Aclonifen was shown to be an inhibitor of PPO but in addition had effects on carotenoid synthesis, by inhibition of phytoene desaturase at similar concentrations in vitro. This led to the conclusion that it expressed a dual mode of action. In 2020, further research revealed that it is likely to have a completely different and novel mode of action, targeting solanesyl diphosphate synthase. This has led to its being classified in its own group (HRAC classification Group 32) for the purposes of resistance management.

==Uses==
Aclonifen is registered for use in the European Union, where a two-tiered approach is used for approval and authorisation. Before a formulated product can be developed for market, the active substance must be approved. Then authorisation for the specific product must be sought from every Member State that the applicant wants to sell it to. Afterwards, there is a monitoring programme to make sure the pesticide residues in food are below the limits set by the European Food Safety Authority. The active ingredient is registered for use against weeds in crops including cereals, potato and sunflower. It is particularly safe to sunflower, owing to the metabolism which occurs in that crop.

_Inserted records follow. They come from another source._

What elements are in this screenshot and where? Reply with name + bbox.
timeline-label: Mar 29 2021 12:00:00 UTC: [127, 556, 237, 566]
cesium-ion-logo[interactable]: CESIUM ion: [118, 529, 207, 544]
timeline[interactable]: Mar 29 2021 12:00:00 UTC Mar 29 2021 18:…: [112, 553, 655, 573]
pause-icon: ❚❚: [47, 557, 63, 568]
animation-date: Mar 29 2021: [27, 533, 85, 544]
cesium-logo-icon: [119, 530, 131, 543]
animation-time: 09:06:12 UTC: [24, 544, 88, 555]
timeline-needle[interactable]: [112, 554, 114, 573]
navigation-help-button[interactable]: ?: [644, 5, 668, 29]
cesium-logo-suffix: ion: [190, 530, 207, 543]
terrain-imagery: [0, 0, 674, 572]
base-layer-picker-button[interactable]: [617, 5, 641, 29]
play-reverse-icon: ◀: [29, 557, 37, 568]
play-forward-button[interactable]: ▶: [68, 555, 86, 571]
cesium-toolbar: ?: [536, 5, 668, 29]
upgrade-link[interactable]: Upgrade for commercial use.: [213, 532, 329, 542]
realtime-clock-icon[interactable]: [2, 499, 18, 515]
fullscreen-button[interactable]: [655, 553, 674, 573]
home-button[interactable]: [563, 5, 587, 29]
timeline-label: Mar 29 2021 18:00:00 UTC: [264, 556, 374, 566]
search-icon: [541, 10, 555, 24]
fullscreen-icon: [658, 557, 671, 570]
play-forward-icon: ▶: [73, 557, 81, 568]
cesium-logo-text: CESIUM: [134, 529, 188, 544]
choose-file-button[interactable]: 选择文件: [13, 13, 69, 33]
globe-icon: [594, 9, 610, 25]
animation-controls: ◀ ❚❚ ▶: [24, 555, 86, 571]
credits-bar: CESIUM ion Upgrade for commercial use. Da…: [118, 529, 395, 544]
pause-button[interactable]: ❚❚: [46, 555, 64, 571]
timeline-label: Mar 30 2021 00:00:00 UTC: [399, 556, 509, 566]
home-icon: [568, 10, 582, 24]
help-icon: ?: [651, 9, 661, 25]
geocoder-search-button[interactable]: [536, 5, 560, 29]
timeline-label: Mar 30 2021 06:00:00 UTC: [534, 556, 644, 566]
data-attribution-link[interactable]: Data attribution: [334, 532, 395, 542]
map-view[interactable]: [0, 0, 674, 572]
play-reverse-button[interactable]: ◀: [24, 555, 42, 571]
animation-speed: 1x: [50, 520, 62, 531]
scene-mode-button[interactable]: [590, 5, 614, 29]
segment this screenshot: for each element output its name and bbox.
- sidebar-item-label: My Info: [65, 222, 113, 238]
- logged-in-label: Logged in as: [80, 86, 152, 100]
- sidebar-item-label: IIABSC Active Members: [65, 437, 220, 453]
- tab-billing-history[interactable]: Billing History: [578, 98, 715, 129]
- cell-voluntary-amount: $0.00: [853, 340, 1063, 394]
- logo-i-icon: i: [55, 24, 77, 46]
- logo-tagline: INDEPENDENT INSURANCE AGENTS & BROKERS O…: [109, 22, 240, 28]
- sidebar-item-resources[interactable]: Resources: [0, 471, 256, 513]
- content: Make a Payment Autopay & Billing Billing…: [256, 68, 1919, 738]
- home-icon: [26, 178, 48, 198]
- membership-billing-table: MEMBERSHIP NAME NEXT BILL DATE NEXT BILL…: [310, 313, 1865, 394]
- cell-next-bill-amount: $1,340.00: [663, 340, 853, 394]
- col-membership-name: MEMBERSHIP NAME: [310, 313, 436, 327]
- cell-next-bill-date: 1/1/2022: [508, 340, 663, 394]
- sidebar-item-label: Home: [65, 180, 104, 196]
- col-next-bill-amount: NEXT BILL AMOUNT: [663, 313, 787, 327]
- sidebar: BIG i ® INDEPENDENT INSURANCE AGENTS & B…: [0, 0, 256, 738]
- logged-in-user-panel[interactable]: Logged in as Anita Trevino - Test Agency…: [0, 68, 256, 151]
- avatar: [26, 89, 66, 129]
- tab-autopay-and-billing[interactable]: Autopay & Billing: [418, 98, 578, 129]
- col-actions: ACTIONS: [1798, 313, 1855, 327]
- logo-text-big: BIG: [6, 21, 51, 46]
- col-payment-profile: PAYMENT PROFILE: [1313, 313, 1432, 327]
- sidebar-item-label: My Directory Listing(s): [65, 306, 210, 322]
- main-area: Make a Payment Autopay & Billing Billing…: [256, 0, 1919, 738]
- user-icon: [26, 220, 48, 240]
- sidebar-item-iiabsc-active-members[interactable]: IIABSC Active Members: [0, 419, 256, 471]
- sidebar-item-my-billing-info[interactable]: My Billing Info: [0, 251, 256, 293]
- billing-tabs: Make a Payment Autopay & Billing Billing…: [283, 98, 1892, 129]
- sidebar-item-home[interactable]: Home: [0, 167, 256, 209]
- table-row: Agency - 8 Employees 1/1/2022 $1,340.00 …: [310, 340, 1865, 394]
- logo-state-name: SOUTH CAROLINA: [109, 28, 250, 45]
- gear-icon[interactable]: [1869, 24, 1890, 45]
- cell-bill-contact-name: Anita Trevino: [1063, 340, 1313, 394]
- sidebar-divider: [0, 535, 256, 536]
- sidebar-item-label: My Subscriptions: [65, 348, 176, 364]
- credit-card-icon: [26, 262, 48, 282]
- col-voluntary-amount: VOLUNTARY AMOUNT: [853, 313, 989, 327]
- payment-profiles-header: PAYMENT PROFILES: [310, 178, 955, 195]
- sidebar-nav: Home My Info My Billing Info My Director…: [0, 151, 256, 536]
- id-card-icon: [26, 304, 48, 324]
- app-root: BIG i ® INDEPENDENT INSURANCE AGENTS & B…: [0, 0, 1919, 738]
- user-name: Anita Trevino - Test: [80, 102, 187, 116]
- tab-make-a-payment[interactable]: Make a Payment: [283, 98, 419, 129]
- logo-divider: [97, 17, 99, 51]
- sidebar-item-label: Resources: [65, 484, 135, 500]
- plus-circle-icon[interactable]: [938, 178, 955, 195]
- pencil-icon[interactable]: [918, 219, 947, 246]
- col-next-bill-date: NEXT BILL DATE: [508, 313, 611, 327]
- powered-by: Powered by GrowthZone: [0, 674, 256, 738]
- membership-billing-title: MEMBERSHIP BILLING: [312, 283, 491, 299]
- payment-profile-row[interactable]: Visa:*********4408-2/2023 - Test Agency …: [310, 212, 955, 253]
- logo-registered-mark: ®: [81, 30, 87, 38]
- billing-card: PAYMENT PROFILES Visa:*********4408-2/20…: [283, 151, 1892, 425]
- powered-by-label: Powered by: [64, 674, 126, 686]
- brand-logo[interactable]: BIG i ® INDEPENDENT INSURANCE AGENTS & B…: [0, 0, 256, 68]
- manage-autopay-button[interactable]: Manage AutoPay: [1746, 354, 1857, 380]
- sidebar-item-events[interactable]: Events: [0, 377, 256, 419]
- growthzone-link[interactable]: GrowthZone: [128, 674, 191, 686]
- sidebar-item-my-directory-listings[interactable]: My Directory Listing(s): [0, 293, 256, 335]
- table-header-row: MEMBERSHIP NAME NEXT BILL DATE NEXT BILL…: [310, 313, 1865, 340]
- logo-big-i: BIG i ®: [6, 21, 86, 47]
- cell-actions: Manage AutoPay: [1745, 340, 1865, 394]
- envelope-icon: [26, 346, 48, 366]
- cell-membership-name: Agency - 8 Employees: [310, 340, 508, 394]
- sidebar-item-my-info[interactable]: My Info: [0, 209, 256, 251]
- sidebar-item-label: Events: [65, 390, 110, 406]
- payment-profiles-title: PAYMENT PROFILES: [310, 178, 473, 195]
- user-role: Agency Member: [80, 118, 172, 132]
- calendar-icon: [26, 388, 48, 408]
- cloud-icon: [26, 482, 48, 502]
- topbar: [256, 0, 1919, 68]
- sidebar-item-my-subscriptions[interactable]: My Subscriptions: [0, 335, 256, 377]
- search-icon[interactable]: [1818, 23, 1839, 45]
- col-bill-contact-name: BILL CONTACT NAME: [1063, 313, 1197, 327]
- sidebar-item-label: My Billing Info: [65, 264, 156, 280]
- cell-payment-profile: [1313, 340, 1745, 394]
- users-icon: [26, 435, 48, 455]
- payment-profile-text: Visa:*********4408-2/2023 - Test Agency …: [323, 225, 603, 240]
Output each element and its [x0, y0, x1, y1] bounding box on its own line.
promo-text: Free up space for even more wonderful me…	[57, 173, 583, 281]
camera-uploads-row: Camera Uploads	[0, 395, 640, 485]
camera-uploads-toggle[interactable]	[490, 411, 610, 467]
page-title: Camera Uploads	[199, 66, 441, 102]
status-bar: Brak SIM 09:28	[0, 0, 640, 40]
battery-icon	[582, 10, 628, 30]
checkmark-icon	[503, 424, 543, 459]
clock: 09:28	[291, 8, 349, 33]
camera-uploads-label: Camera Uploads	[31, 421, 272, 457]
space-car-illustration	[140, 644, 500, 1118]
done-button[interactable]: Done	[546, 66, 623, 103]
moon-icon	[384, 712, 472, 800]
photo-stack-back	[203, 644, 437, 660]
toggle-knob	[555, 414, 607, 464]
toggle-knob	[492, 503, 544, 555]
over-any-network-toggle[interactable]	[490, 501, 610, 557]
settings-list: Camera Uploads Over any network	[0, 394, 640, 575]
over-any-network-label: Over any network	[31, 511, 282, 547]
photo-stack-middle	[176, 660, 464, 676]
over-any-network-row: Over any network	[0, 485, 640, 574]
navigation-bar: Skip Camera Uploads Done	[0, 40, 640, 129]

Aclonifen is now supplied by Bayer Crop Science under a variety of brand names according to the crop and formulation. For example, Proclus is used in winter wheat and Emerger in potatoes. It is normally applied pre-emergence (before weeds are visible in the crop) and controls or suppresses species including Alopecurus myosuroides, Anthemis cotula, Chenopodium album, Fallopia convolvulus, Galium aparine and Viola arvensis when used at application rates of 600 g a.i. per hectare.

In the UK, following the withdrawal of linuron in 2017, aclonifen began to be used as a pre-emergence herbicide in potatoes.